A native of Rome, Rubeo was hired by director Oliver Stone for the production design on "Salvador" (1986) and worked on three more films for the director: "Platoon" (1986), "Talk Radio" (1988) and "Born on the Fourth of July" (1989).
His other production designs include the 1989 Mexican period piece "Old Gringo," the 1993 post-Civil War drama "Sommersby," the 1994 film adaptation of John Grisham's "The Client," the 1999 remake of "The Thomas Crown Affair" and 2004's "The Merchant of Venice," set in 16th century Venice.
He also collaborated with director Taylor Hackford on five films, including Rubeo's last, 2010's "Love Ranch."
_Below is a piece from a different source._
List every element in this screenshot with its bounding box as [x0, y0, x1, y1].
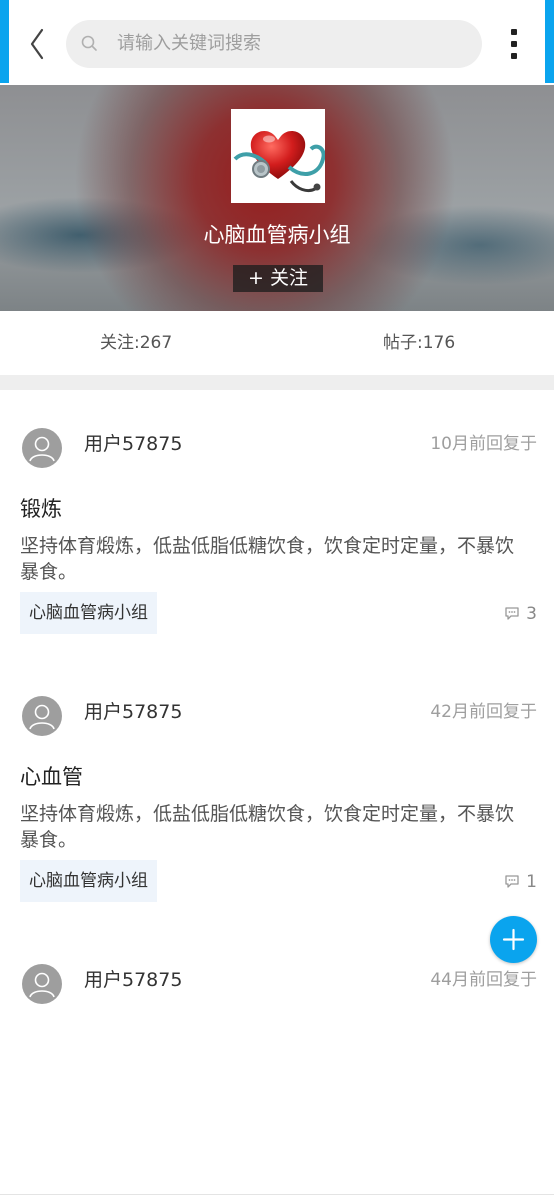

"When movies have a big budget, it's not just because of star salaries," Rubeo told the Memphis Commercial Appeal in 1993 while working on "The Client," which starred Susan Sarandon and Tommy Lee Jones. "A lot of money is also spent giving a movie a specific look. You shouldn't be reminded of anything else.... You create a reality with your set."
Rubeo's wife, Mayes Rubeo, is a costume designer whose credits include "Avatar" and "Apocalypto," and his son, Marco Rubeo, works as a set designer and art director.
Cargill MacMillan Jr.
Agribusiness heir, philanthropist
Cargill MacMillan Jr., 84, a billionaire heir to an agribusiness fortune and benefactor of the Palm Springs art scene, died Monday of natural causes at his Indian Wells home, said a spokesman for the Riverside County Sheriff's Department.
MacMillan was worth an estimated $2.6 billion, according to Forbes magazine. He was an heir to Cargill, a Minnesota-based agricultural conglomerate that has $120 billion in revenue and is the largest private company in the world.
He served on the company's board but had no day-to-day role in the business, which his great-grandfather founded in 1865 as a small grain storage company.
A native of Minnesota, MacMillan graduated from Yale University and moved to Indian Wells in 1990.
In 2009, Wells and his wife, Donna, donated a collection with a value of at least $20 million to the Palm Springs Art Museum.